O'Reilly broke out past a 1,283.96 buy point in late January. The stock is now extended from the entry and from a rebound off the 10-week moving average earlier this month.
AutoZone is 11% above its most recent buy point at 3,416.71, from a January breakout, according to MarketSurge pattern recognition.
The stock has outperformed despite a deceleration in quarterly earnings growth from 19% to 17%, 8%, 4%, -1% and -2% over the past six quarters, according to FactSet. Analysts, however, expect the auto parts retailer to return to profit growth starting with the current quarter.
D.A. Davidson's Baker names AutoZone a "Best-of-Breed Bison." He cited customer preference for quality brands, the industry's resilience in economic downturns, market-share gains and tariff advantages.
O'Reilly's EPS growth has decelerated from 17% to 3% in the past six quarters, while sales growth went from 11% to as little as 3% over the same period, FactSet data shows.
Nonetheless, on March 17, BofA Securities added O'Reilly to its U.S. 1 list, where it puts its best investment ideas from the pool of companies the firm covers. BofA did not give details, however.
Sales growth at both retailers has been in the single digits the past several quarters.
Auto Parts Stocks Trending Up Since June
Still, shares of both industry leaders have been trending higher since last June, and their relative strength lines are at new highs.
Advance Auto Parts rallied nearly 8% Thursday in heavy trading but remained below its 50-day and 200-day lines. It fell about 4% Friday. Most of the 11 stocks in the group are below their 50-day lines. Most of the industry group's strength rests on AutoZone, O'Reilly and Advance Auto Parts.
Driven Brands — the parent company of Meineke repair shops, Maaco auto body and other car-service chains — has the highest Composite Rating (95) of the group and is the only one currently actionable. Shares remain in the buy zone from the 16.93 buy point of a double-bottom base.
The company ended a string of declining earnings in the second quarter of 2024, when EPS climbed 21%. EPS jumped 30% and 58% the next two quarters, per FactSet.
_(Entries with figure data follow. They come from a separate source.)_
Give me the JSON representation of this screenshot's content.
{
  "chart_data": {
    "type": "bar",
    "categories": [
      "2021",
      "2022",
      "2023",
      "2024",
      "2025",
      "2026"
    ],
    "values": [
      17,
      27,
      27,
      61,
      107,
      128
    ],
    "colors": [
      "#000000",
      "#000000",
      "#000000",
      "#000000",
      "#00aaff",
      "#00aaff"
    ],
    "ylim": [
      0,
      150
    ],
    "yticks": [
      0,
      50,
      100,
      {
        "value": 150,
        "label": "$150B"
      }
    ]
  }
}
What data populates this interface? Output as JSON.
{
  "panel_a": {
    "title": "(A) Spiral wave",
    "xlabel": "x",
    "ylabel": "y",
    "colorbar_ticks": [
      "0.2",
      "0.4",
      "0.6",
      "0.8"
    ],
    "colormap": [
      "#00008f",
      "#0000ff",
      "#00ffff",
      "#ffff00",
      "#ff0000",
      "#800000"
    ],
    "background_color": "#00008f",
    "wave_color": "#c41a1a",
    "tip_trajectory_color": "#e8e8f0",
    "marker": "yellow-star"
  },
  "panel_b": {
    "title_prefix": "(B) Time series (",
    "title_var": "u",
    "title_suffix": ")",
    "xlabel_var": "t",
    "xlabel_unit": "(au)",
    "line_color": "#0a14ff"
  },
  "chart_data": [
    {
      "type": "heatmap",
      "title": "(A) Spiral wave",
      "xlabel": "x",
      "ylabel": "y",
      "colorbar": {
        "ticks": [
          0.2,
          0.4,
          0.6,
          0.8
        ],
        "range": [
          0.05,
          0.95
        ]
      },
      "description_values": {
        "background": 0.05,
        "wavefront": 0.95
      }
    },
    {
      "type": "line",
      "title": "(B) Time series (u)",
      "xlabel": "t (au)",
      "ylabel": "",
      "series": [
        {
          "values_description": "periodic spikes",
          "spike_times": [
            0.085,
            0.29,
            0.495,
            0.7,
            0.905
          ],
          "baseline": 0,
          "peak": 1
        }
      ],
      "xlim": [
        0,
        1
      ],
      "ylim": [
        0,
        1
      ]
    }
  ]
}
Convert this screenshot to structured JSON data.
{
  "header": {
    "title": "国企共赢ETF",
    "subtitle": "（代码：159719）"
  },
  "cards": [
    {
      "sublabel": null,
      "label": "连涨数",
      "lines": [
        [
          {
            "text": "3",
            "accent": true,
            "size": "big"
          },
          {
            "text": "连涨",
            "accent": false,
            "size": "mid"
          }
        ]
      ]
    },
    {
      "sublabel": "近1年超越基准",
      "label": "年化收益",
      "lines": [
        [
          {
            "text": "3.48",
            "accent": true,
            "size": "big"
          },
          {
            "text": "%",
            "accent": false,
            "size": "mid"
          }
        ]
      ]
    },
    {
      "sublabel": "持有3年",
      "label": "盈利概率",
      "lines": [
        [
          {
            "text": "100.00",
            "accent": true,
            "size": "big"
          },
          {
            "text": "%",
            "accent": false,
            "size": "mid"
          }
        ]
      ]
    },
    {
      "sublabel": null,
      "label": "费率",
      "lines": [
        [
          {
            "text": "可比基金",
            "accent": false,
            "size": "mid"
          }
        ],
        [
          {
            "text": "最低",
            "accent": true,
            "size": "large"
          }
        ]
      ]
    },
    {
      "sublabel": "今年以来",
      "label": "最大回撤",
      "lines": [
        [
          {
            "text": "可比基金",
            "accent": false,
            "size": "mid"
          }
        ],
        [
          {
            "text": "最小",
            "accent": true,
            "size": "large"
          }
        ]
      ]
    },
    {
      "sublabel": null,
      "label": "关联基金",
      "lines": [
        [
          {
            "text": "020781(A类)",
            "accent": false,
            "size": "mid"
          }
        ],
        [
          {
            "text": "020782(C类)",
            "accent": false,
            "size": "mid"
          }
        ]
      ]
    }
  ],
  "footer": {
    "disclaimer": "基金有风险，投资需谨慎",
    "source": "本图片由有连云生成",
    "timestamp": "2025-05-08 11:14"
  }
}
Analysts expect 2025 earnings to grow 6.4%.
Driven Brands stock has a 21-day average true range (ATR) of 3.56%. The average true range is a metric available on IBD's MarketSurge that gauges the characteristic breadth of a stock's behavior. Stocks that tend to make large jumps or dives in daily action, the kind that can trigger sell rules and shake investors out of a stock, have a high ATR. Stocks that tend to make more incremental moves have lower ATRs. In the current, unpredictable market, IBD suggests stocks with ATRs of 3% or below.
O'Reilly has an ATR of 2.21%, AutoZone's is 2.26% and Advance Auto's ATR is 4.85%.